After we finish looking at the young salmon, we walk to a tiny building close to the hatchery. It’s a smokehouse for making “bloaters,” traditionally smoked alewives with the guts still inside. It’s a tradition that dates back hundreds of years in Maine, and used to be a major industry on the coast. The DSF also owns a mobile smokehouse, which Ciccotelli, DSF’s “Alewife Ambassador,” brings to schools to teach students about the history of the fishery and the role of alewives in riverine and marine ecosystems. One of our group climbs a ladder and hands down sticks with alewives speared, or “strung” through the gills and mouth. Just like salmon, alewives have declined in past decades due to damming of most of Maine’s rivers, cutting off the sea-run fish from their freshwater spawning grounds upstream. Because salmon have declined to a point that they aren’t a viable commercial fishery, they can be a hard sell when convincing towns to invest in conservation efforts on the fishes’ behalf. Alewives, on the other hand, while no longer an important food source, are still a valuable fishery used for lobster and halibut bait and communities are far more eager to conserve. By working to restore connectivity in Maine’s rivers and streams for alewives through river restoration and run monitoring programs, DSF is also helping Atlantic salmon.
Ciccotelli paints a picture for us of how the fishes’ population has changed in this area. “Picture this river, let’s say it has 700 thousand adult alewives running in it over the next 4-5 weeks. Those fish go and spawn, lay their eggs in the lakes. There’s estimates that a female might have between 70 and 100 thousand eggs inside of her. [Even] if you knock off huge loss margins, you’re still talking tens to hundreds of millions of juveniles going out to sea out of a river like this… if we picture Maine before connectivity was cut off by dam building and all kinds of different habitat loss, the St. Croix, for example, had, say the number was ten million fish… now we’re at a point in our history where the entire state only equals that one river.”

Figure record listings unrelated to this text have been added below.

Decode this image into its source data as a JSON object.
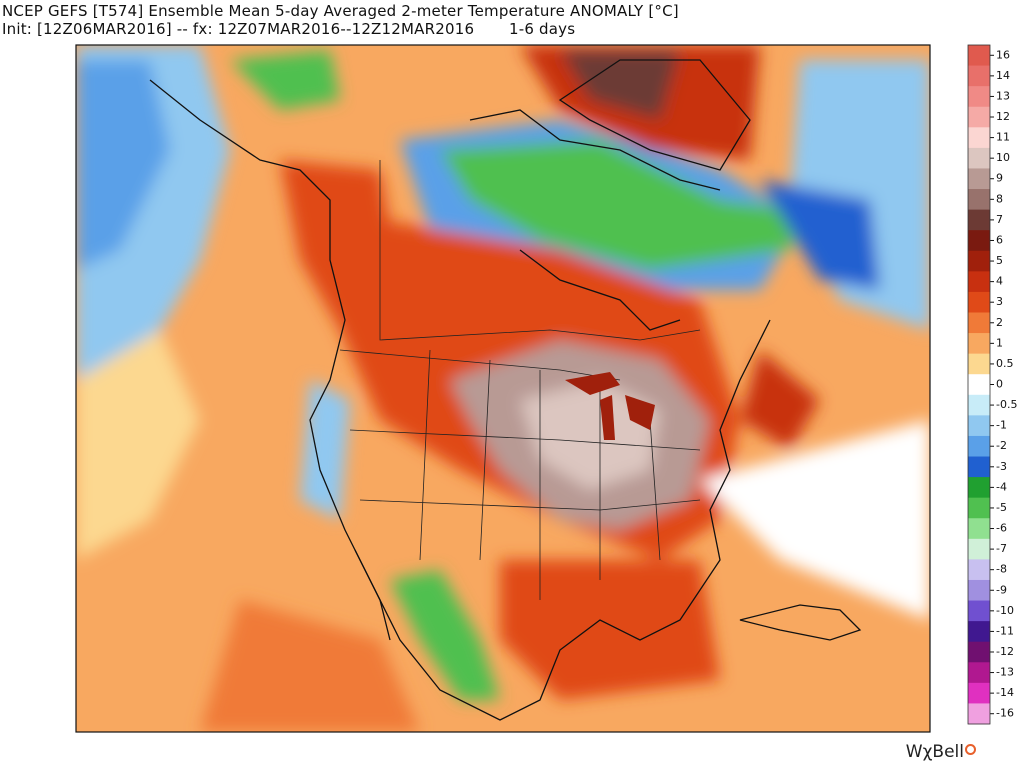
{
  "header": {
    "title": "NCEP GEFS [T574] Ensemble Mean 5-day Averaged 2-meter Temperature ANOMALY [°C]",
    "subtitle": "Init: [12Z06MAR2016] -- fx: 12Z07MAR2016--12Z12MAR2016       1-6 days"
  },
  "legend": {
    "items": [
      {
        "label": "16",
        "color": "#e05a4e"
      },
      {
        "label": "14",
        "color": "#e8706a"
      },
      {
        "label": "13",
        "color": "#f08a86"
      },
      {
        "label": "12",
        "color": "#f5aaa6"
      },
      {
        "label": "11",
        "color": "#fbd6d2"
      },
      {
        "label": "10",
        "color": "#dcc6c0"
      },
      {
        "label": "9",
        "color": "#b89a94"
      },
      {
        "label": "8",
        "color": "#98726c"
      },
      {
        "label": "7",
        "color": "#6c3a34"
      },
      {
        "label": "6",
        "color": "#7a1a10"
      },
      {
        "label": "5",
        "color": "#a0200c"
      },
      {
        "label": "4",
        "color": "#c83010"
      },
      {
        "label": "3",
        "color": "#e04a18"
      },
      {
        "label": "2",
        "color": "#f07a38"
      },
      {
        "label": "1",
        "color": "#f8a860"
      },
      {
        "label": "0.5",
        "color": "#fcd890"
      },
      {
        "label": "0",
        "color": "#ffffff"
      },
      {
        "label": "-0.5",
        "color": "#c8ecf8"
      },
      {
        "label": "-1",
        "color": "#90c8f0"
      },
      {
        "label": "-2",
        "color": "#5aa0e8"
      },
      {
        "label": "-3",
        "color": "#2060d0"
      },
      {
        "label": "-4",
        "color": "#20a030"
      },
      {
        "label": "-5",
        "color": "#50c050"
      },
      {
        "label": "-6",
        "color": "#90e090"
      },
      {
        "label": "-7",
        "color": "#d0f0d8"
      },
      {
        "label": "-8",
        "color": "#c8c0f0"
      },
      {
        "label": "-9",
        "color": "#a090e0"
      },
      {
        "label": "-10",
        "color": "#7050d0"
      },
      {
        "label": "-11",
        "color": "#401890"
      },
      {
        "label": "-12",
        "color": "#701070"
      },
      {
        "label": "-13",
        "color": "#b01890"
      },
      {
        "label": "-14",
        "color": "#e030c0"
      },
      {
        "label": "-16",
        "color": "#f0a0e0"
      }
    ]
  },
  "footer": {
    "brand": "WχBell"
  }
}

Management of the alewife fishery is both state and local; Ciccotelli explains that after major crashes in the 1900’s, many towns that harvested Alewives abandoned the fishery and lost their rights to it, leaving management to the state. Just over 20 towns, including East Machias, maintained their rights, and now manage the fishery themselves. As populations rebound from zeros to millions thanks to river restoration work that groups like DSF have undertaken, there’s a question as to whether harvesting rights and management should be allocated to more towns as more fish become available. “Alewives are cool because they’re rebounding, but we need to make sure we don’t then focus all our our attention on the alewives, then we knock them out again. If we lose Atlantic herring only to replace that with an over-aggressive harvest on alewives, we have to be mindful of that kind of trap.” As though on cue, an osprey calls above our heads, highlighting another reason why these fish matter: they’re a critical prey species. “Ecologically, they’re an important piece of food for everything out there… feeding everything along the river, every fish down in the bay. They’re integral here.”

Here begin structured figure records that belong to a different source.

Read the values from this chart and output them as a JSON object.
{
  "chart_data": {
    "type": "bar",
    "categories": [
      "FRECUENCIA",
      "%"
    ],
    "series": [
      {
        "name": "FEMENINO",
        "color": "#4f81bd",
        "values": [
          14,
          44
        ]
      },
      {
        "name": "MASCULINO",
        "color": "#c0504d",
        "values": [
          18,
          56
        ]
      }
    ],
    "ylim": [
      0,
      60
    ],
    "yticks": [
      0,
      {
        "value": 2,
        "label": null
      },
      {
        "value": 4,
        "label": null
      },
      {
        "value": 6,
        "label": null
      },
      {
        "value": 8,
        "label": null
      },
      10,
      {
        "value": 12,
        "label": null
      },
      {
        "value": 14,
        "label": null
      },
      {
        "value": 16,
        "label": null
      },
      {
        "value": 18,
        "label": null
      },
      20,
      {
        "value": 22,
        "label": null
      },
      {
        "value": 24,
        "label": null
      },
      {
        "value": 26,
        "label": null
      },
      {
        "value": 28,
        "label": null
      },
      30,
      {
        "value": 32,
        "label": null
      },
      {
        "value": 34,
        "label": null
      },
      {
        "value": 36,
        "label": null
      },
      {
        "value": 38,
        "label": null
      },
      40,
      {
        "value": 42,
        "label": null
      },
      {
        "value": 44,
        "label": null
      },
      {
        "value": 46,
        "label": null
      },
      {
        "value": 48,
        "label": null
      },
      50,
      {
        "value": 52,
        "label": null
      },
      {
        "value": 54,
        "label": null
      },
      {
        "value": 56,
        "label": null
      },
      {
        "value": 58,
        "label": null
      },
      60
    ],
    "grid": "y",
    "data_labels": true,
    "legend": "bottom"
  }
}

It’s time for us to go. As we drive off to our next destination, a bag of generously gifted bloaters stashed away in the cooler behind my seat, I look back over the roiling brown river. In those waters I imagine the adult alewives, scales shimmering silver and blue-green in the afternoon light, battling the currents on an incredibly difficult journey that, at its close, will mark the ends of their lives, and the beginnings of countless new ones. Meanwhile, in the black pools of the Peter Gray Hatchery, tiny salmon fry swim in gentle circles, each a very tiny part of a very large, ever changing ecological landscape.